With bill deadlines this week, the news coming out of the legislature for patients is mixed.
The hearing for SB 572, that would have eliminated nearly every disciplinary action by the Medical Board for doctors, was postponed. Since this week is the last chance for bills to pass out of policy committees, this scary concept is toast for 2017 unless there’s an ill-advised gut-and-amend later this year.
Unfortunately, that deadline also meant the Senate Business & Professions Committee moved legislation to renew the charter of the Medical Board without fixing some key problems with doctor oversight and enforcement. Right now, SB 798 would eliminate a key reform (called vertical enforcement) that makes investigators and prosecutors work together when they investigate complaints about physicians. The committee also failed to include any requirement that patients who complain to the Board about a doctor’s care are interviewed before their complaint is dismissed, even though doctors get the chance to make their case. And, while the bill would strengthen disclosure in doctors’ offices about how doctors are regulated, it does not require a key disclosure: notice to a patient if his or her doctor is currently on probation.
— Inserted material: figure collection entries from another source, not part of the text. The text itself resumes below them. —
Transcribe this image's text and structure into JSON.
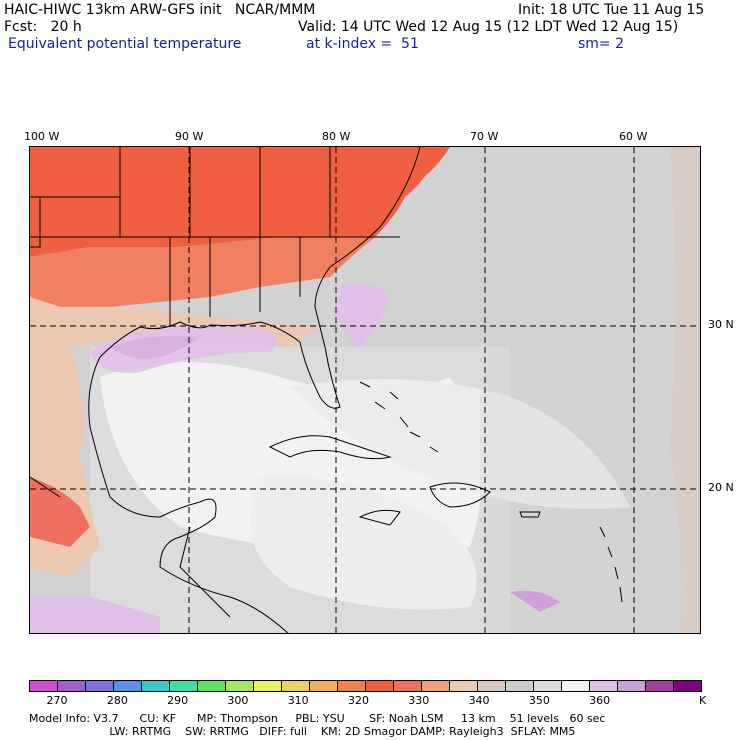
{
  "header": {
    "line1_left": "HAIC-HIWC 13km ARW-GFS init   NCAR/MMM",
    "line1_right": "Init: 18 UTC Tue 11 Aug 15",
    "line2_left": "Fcst:   20 h",
    "line2_right": "Valid: 14 UTC Wed 12 Aug 15 (12 LDT Wed 12 Aug 15)",
    "line3_field": "Equivalent potential temperature",
    "line3_level": "at k-index =  51",
    "line3_smooth": "sm= 2"
  },
  "map": {
    "longitude_labels": [
      "100 W",
      "90 W",
      "80 W",
      "70 W",
      "60 W"
    ],
    "latitude_labels": [
      "30 N",
      "20 N"
    ],
    "colors": {
      "land_border": "#000000",
      "grid_line": "#000000"
    }
  },
  "colorbar": {
    "colors": [
      "#d050d0",
      "#a060c8",
      "#8070e0",
      "#5a90e8",
      "#3cc8c8",
      "#40e0a0",
      "#60e060",
      "#a0e860",
      "#e8f060",
      "#f0d060",
      "#f0b060",
      "#f08050",
      "#f06040",
      "#f07060",
      "#f0a080",
      "#ecc8b0",
      "#d8c8c0",
      "#cccccc",
      "#dcdcdc",
      "#f4f4f4",
      "#e0c0e8",
      "#c8a0d8",
      "#a040a0",
      "#800080"
    ],
    "tick_labels": [
      "270",
      "280",
      "290",
      "300",
      "310",
      "320",
      "330",
      "340",
      "350",
      "360"
    ],
    "unit": "K"
  },
  "model_info": {
    "line1": "Model Info: V3.7      CU: KF      MP: Thompson     PBL: YSU       SF: Noah LSM     13 km    51 levels   60 sec",
    "line2": "                       LW: RRTMG    SW: RRTMG   DIFF: full    KM: 2D Smagor DAMP: Rayleigh3  SFLAY: MM5"
  }
}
The jury’s also still out legislation that would stymie law enforcement efforts to stop drug-dealing doctors using the state’s prescription drug database. SB 641 passed out of the Public Safety committee last week with language still intact that would severely restrict peace officers’ access to the database to check doctors’ prescribing records. If the prohibition stays in place, efforts to shut down pill mills and step opioid abuse will falter. It’s families devastated by opioid abuse vs the doctors who sold their loved ones pills for cash as the bill moves forward.
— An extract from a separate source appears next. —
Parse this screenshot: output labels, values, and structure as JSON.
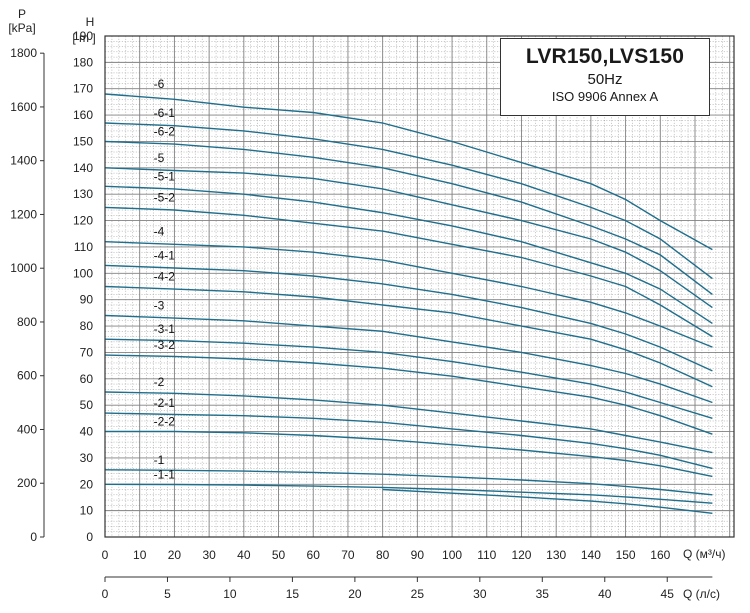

There is still room for both bills to be fixed as they move forward – but lawmakers will have to step to the plate and stand up to the medical lobbyies. (Read my blog last week for more background on each of the bills.)
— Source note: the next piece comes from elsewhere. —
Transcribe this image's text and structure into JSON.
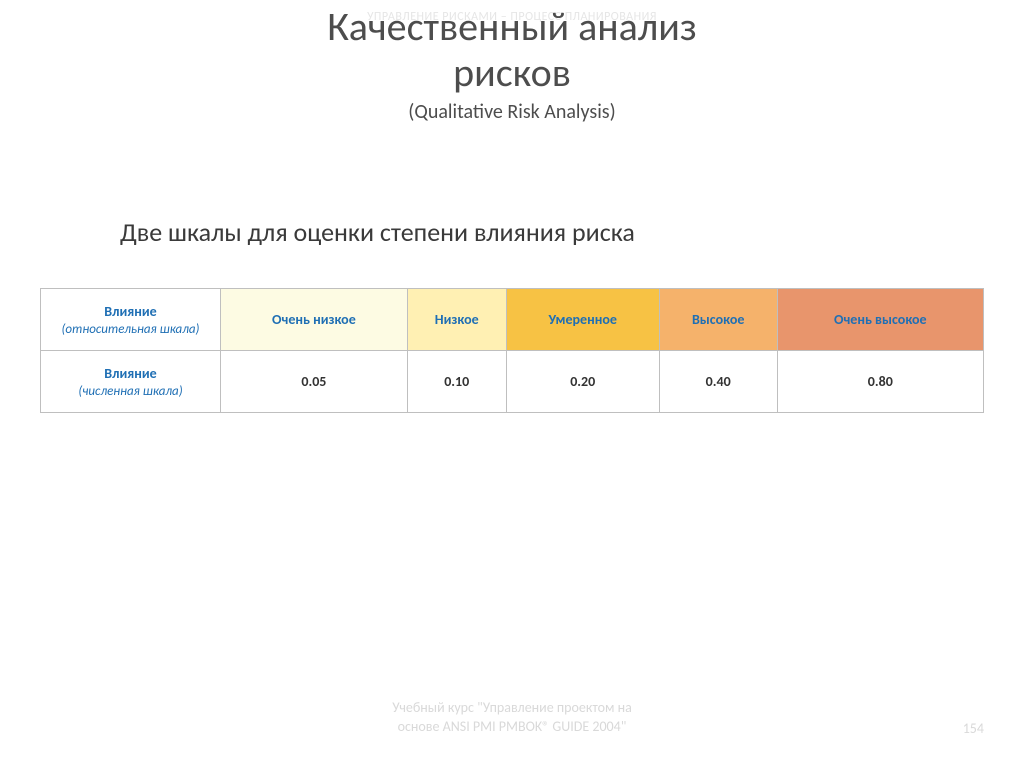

Speaking of juries: Patients lost the ability to hold negligent doctors accountable for devastating loss – like the death of a child, or the loss of fertility – more than 40 years ago when the legislature capped non-economic damages in malpractice cases. The tradeoff the public was promised – for losing their legal rights – was a strong Medical Board to protect patient safety by holding dangerous doctors accountable. Forty years later the Board continues to fail in that duty. The case has never been stronger for restoring patients’ legal rights so doctors are held accountable for mistakes, and problems are fixed, not swept under the rug.